SAMBUTAN. Proses penindakan terhadap kegiatan penambangan liar di kawasan Sambutan, dinilai aneh oleh sejumlah pihak yang selama ini getol menyoroti persoalan tambang ilegal di Kaltim khususnya Kota Samarinda. Apalagi dalam proses penindakan itu, pelaku penambangan ilegal menunjukkan dokumen yang tidak sah atau bodong dengan tujuan kegiatannya dinyatakan legal, karena mengantongi izin.
Akademisi Universitas Mulawarman (Unmul) Herdiansyah Hamzah merasa aneh dengan cara penindakan yang dilakukan aparatur pemerintahan.
“Itu aneh. Kan, secara kasat mata tidak masuk akal perusahaan yang wilayah konsesinya jauh, tiba-tiba mengklaim peristiwa hukum di wilayah lain,” kata Herdiansyah kepada awak media, Kamis (19/10). Pria yang biasa disapa Castro itu pun menaruh curiga ada permainan dalam penindakan yang telah dilakukan.
“Jangan-jangan masuk angin. Mestinya dalam kasus ini ditangani langsung kepolisian, termasuk memeriksa kemungkinan ada pihak terkait yang ikut bermain,” ucapnya. Senada dengan Castro, Koordinator Pokja 30 Kaltim, Buyung Marajo juga menganggap dalam penanganan kasus-kasus tambang tidak ada keseriusan.

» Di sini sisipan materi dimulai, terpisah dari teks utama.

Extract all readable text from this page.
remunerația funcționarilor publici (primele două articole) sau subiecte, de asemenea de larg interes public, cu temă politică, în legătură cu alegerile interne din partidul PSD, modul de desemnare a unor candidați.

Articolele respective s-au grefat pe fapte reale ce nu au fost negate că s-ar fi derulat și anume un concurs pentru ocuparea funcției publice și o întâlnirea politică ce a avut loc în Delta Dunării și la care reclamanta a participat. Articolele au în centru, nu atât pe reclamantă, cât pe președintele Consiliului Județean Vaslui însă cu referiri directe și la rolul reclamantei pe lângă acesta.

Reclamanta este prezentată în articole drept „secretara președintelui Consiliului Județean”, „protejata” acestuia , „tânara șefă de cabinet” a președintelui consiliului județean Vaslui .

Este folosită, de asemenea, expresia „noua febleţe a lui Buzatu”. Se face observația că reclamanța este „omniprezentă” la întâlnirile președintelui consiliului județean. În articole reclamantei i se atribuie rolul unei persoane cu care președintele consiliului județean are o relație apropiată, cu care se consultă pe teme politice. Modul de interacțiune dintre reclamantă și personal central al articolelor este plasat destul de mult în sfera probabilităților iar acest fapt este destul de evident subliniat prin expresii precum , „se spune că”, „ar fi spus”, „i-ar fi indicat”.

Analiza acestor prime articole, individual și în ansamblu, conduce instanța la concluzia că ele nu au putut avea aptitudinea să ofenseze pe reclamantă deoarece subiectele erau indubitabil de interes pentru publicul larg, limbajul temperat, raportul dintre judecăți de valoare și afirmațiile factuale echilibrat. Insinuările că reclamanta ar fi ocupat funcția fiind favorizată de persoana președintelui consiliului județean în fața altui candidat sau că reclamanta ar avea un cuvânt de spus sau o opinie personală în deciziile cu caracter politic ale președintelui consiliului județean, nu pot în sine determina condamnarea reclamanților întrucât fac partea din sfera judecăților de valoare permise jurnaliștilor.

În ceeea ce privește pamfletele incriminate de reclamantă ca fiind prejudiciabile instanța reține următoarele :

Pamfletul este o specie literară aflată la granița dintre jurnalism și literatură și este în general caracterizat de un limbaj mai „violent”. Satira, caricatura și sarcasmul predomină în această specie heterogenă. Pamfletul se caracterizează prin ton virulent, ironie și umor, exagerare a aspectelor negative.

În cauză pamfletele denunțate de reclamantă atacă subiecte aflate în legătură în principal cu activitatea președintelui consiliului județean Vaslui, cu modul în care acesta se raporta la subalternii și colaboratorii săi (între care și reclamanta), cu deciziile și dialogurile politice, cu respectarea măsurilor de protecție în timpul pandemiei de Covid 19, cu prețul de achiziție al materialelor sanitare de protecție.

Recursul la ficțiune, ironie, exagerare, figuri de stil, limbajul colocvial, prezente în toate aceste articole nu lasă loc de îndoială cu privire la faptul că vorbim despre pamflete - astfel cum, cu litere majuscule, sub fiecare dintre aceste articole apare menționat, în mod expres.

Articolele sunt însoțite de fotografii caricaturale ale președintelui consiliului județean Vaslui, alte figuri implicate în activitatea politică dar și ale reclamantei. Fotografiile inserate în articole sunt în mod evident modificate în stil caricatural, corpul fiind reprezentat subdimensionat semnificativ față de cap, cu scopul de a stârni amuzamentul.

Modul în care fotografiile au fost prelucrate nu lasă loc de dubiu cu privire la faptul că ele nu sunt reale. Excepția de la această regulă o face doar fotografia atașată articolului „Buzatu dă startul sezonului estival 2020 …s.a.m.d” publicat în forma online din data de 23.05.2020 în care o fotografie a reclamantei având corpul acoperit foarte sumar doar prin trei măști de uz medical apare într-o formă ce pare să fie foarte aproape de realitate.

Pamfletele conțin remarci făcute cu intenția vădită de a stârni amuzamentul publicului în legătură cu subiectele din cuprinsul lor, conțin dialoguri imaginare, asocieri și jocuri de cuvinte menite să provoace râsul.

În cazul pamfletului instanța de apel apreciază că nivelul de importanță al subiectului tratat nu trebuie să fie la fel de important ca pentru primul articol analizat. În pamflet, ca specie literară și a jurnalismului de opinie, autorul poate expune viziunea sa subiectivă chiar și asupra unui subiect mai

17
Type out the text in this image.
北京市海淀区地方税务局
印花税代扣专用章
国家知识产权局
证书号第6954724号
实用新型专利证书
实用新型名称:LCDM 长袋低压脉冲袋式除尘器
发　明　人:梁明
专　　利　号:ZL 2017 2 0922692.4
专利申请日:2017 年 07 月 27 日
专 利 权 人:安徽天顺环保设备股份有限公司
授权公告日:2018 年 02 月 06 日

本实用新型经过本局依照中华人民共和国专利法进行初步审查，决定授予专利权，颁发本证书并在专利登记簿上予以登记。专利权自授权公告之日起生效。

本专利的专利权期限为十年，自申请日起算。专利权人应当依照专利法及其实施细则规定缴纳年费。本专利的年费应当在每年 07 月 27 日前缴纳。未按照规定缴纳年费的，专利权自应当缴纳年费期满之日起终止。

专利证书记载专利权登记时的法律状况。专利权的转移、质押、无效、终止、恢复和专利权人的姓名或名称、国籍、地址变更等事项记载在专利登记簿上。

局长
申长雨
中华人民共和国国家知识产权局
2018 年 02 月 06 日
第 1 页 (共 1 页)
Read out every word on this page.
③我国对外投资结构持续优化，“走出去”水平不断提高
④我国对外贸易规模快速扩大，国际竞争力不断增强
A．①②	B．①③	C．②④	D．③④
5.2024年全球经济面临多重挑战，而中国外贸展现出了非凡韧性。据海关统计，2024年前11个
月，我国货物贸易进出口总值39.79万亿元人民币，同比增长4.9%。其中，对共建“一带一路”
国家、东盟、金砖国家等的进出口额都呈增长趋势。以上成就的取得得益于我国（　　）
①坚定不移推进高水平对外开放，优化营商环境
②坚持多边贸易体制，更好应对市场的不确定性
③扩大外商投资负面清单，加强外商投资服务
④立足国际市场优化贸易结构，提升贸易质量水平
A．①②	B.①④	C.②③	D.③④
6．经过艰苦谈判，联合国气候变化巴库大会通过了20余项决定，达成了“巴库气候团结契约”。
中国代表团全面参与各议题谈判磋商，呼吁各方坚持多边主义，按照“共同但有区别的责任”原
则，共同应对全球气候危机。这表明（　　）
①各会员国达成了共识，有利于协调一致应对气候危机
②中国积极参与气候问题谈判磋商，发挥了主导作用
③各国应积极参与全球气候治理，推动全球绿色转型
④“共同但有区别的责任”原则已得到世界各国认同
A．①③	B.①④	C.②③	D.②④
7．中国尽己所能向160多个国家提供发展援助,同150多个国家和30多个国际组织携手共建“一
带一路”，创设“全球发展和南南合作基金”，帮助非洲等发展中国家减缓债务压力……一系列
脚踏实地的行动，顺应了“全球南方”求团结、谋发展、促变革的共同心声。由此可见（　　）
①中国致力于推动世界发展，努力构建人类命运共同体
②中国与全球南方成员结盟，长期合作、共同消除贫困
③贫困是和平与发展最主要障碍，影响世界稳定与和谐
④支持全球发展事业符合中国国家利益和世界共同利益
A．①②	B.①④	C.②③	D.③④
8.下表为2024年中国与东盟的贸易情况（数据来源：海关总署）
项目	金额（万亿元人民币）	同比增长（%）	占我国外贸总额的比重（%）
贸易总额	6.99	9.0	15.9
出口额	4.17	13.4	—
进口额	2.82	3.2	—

“Harusnya dokumen tersebut diteliti terlebih dahulu keabsahannya melalui koordinasi dengan pihak terkait. Jika tidak sah maka harus dilaporkan,” terang Buyung. Persoalan tambang ilegal di Samarinda diakui Buyung tidak akan pernah ada habisnya selama masih ada permintaan.
“Dengan menggunakan berbagai modus mereka (penambang liar) akan terus ada. Jadi komitmen untuk mengatasi tambang ilegal itu saya katakan hanya omong kosong,” ucapnya. Persoalan tambang ilegal dikatakan Buyung, patut diakui bukan ranah Dinas Energi dan Sumber Daya Mineral (ESDM) Kaltim. Karena tidak adanya kewenangan untuk menghukum.
“Karena untuk itu (menghukum, Red) kewenangannya ada diyudikatif yang meliputi kepolisian, kejaksaan, dan kehakiman. Tetapi bukan berarti tidak ada yang bisa dilakukan ESDM. Mereka bisa berkoordinasi dengan aparat penegak hukum atau yudikatif. Itu harus dilakukan. Artinya tidak membiarkan maling itu mencuri di rumah sendiri,” paparnya.
Buyung berharap persoalan temuan penambangan liar di Sambutan itu dapat ditangani secara serius, untuk menghentikan dan pencegah munculnya kegiatan serupa yang merusak lingkungan. “Apalagi siapa yang menambang di lokasi tersebut sudah diketahui,” katanya.
Diberitakan sebelumnya, tim gabungan menghentikan kegiatan penambangan berkedok pematangan lahan yang digarap penambang liar di Sambutan. Tim itu terdiri atas petugas Pengawas Bangunan (Wasbang) Dinas Pekerjaan Umum dan Penataan Ruang (PUPR) Samarinda, Satpol PP Samarinda, staf Kecamatan Sambutan serta Kelurahan Sambutan.
Tidak hanya menyetop kegiatan tak berizin tersebut, tim yang turun ke lokasi di Jalan Bendungan, Kelurahan Sambutan, Kecamatan Sambutan Senin (16/10) lalu, juga menyegel dua ekskavator warna kuning merek Sany. Alat itulah yang dipakai untuk melakukan penambangan.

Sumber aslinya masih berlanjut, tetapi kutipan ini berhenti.